By Pieter Cleppe
The President of the European Commission, Ursula von der Leyen, and the Prime Minister of India, Narendra Modi, have agreed to launch the EU-India Trade and Technology Council at their meeting in New Delhi.
The European Commission declares in a press release:
“This strategic coordination mechanism will allow both partners to tackle challenges at the nexus of trade, trusted technology and security, and thus deepen cooperation in these fields between the EU and India.”
Mark Linscott, a nonresident senior fellow with the Atlantic Council’s South Asia Center, comments on the website of the Atlantic Council:
“Brussels appears focused on taking its bilateral economic relationship with New Delhi to the next level. In addition to establishing a Trade and Technology Council, the two sides are also restarting negotiations on an FTA, which launched in 2007 but petered out by 2013. The EU recognizes that such a pact would be a global game changer, given that India is set to become the world’s third-largest economy within the next decade.

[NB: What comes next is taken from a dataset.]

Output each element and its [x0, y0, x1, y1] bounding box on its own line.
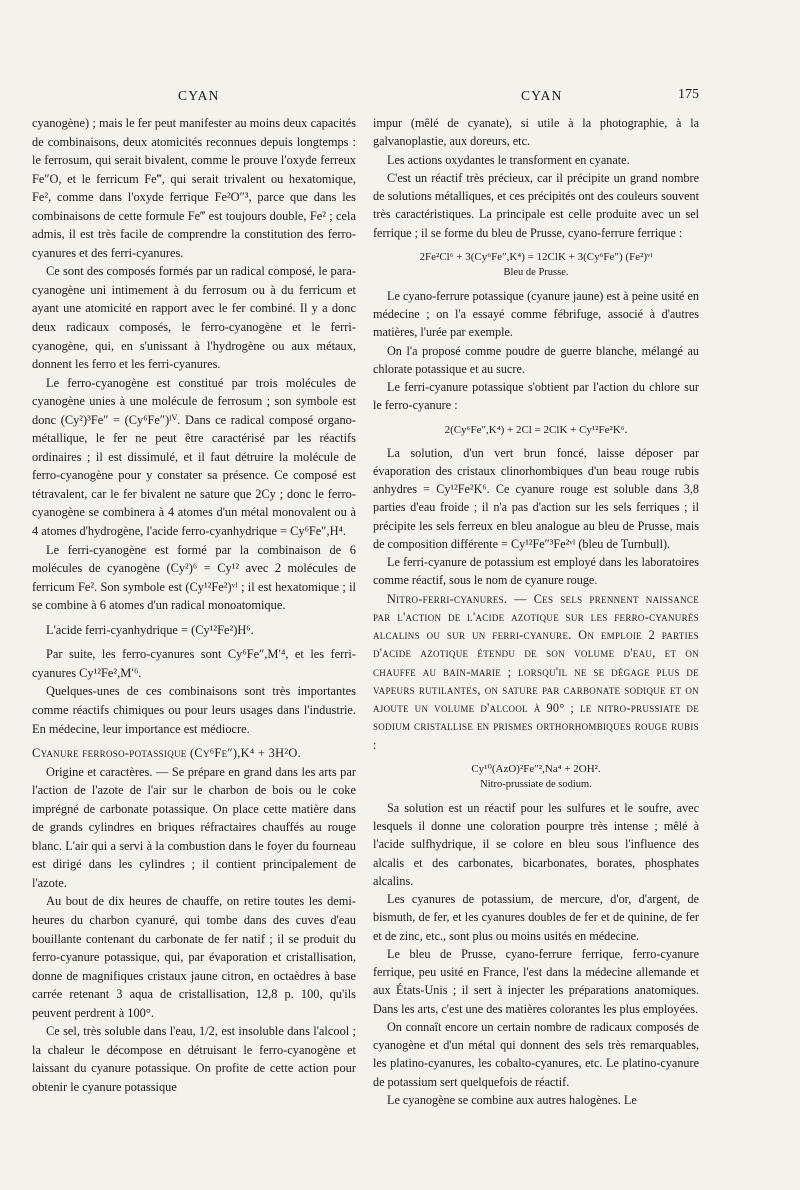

Japan, South Korea, and the ten-member Association of Southeast Asian Nations (ASEAN) all have FTAs with India. Now, the EU believes its own FTA can promote increased integration with the Indian economy and advance pressing global economic and strategic interests—not the least of which is weaning India off its over-reliance on Russia, particularly when it comes to weapons, as a strategic trade partner.”
He stresses: “Not all aspects will be easily accomplished. Here are four key points to watch as the EU continues courting India:
Trade negotiations with India are not straightforward. There is plenty of history to the EU-India FTA negotiation—and the hard parts aren’t likely to be ironed out quickly, even now with the new strategic impetus at play. Compromises on trade in the automotive industry, agriculture, and services (including visas for professionals) will be hard won on both sides and likely will take time.
Momentum matters, but the agenda is complex. The earlier collapse of EU-India FTA negotiations was barely noticed, and both sides readily abandoned them. But while the the stakes are now higher, we should still expect a slow negotiation process. Politically, the EU needs strong commitments in areas such as labor and environment, subsidies, and intellectual property rights—which India is likely wary to offer, as it sees these issues as more tertiary to trade interests.
There are implications for the United States, too. The Biden administration, which has assessed that FTAs are too costly politically, needs to take notice and recalibrate its own position. Its concern has merit, but it has wrongly argued that FTAs undermine US economic interests. Witnessing the EU negotiate better access to the Indian market than what US exports get could strengthen the argument for the United States to develop its own FTA agenda (although this is not likely until after the midterm elections in November).
But will an EU FTA prove a bridge too far? Since abandoning the Regional Comprehensive Economic Partnership with China, Japan, ASEAN, South Korea, Australia, and New Zealand in 2018, India has moved aggressively to negotiate bilateral FTAs, seeking trade alliances in which it can pursue substantial export growth. India just concluded FTAs with the United Arab Emirates and Australia, and could do the same with the United Kingdom by the end of year. But shared strategic and economic interests with the EU do not assure that an FTA negotiation will be successful, and only time will tell whether this negotiation suffers the same fate of previous efforts between the two.”
Also addressing the topic, German ECR MEP Lars Patrick Berg, comments:
“The EU and India have agreed to establish a joint trade and technology council, to resume negotiations on a long-term freetrade agreement between the EU and India, as well as achievea free and open Indopacific to strive for it.
In her speech, the focus of Ursula von Leyen’s speech seemed to deal less with the actual issues of the Indopacific space than with attempting to push India to take a side in the context of Russia’s aggression towards Ukraine. For a country that was a leading member of the non-aligned movement during the Cold war, this would be quite a change. India is a strategic partner of the EU. I hope that we will succeed in deepening and strengthening our relationship.”